Orte, Preise roma1 und roma2

Tests werden in Diagnosezentren, Krebszentren und biochemischen Labors durchgeführt. Es wird eine immunelektrochemische Lumineszenzmethode verwendet, die die Konzentration einer Substanz genau bestimmt, die in der Medizin des 21. Jahrhunderts sehr weit fortgeschritten und beliebt ist, um verschiedene Gesundheitsprobleme zu diagnostizieren.

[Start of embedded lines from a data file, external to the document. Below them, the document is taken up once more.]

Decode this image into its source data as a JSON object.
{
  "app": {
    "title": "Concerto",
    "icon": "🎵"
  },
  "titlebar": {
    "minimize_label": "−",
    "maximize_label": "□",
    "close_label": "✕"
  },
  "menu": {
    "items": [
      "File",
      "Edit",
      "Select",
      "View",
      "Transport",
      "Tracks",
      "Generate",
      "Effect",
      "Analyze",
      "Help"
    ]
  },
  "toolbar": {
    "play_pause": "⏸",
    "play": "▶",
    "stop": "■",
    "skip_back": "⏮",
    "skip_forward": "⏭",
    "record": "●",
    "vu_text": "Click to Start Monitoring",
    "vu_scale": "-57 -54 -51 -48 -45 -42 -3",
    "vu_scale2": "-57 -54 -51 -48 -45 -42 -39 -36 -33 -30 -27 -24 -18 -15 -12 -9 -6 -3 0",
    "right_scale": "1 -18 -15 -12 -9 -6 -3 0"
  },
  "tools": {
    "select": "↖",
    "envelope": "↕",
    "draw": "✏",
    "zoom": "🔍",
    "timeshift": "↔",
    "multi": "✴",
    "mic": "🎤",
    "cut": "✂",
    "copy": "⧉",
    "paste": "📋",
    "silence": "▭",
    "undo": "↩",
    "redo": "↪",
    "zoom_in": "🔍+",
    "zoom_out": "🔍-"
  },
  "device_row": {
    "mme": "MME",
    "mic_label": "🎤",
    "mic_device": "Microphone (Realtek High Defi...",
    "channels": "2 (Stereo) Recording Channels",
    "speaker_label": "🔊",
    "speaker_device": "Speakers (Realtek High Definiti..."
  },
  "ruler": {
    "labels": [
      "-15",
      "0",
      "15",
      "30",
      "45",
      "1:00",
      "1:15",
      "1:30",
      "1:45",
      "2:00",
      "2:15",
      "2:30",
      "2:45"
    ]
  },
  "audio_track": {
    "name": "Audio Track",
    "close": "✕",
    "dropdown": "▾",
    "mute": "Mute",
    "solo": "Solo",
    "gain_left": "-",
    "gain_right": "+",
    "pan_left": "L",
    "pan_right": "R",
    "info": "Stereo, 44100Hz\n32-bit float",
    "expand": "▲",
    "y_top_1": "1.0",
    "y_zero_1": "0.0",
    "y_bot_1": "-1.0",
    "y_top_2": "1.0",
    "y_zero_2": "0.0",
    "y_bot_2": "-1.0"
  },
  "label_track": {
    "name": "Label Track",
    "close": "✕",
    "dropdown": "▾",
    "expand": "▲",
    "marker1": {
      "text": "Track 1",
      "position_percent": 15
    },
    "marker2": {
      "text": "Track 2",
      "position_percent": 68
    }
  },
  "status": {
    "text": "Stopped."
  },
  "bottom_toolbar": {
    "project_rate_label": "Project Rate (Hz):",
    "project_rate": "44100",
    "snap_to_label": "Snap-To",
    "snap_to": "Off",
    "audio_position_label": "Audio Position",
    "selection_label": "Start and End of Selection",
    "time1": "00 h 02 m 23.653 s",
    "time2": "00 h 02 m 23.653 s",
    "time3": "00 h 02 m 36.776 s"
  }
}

Prüfungspreis - ab 1500 Rubel, ausgehend von der Preisliste verschiedener Kliniken.

Wir fügen abschließend hinzu, dass die Normen der Analysen nicht absolut sind, da sie von den Altersmerkmalen der Frauen und den damit einhergehenden Abweichungen in der Gesundheit abhängen. Ein erfahrener Arzt wird die Dekodierung jedoch problemlos bewältigen können. Sehr geehrte Damen, besuchen Sie die Ärzte pünktlich, Ihr Leben hängt davon ab. Gesundheit!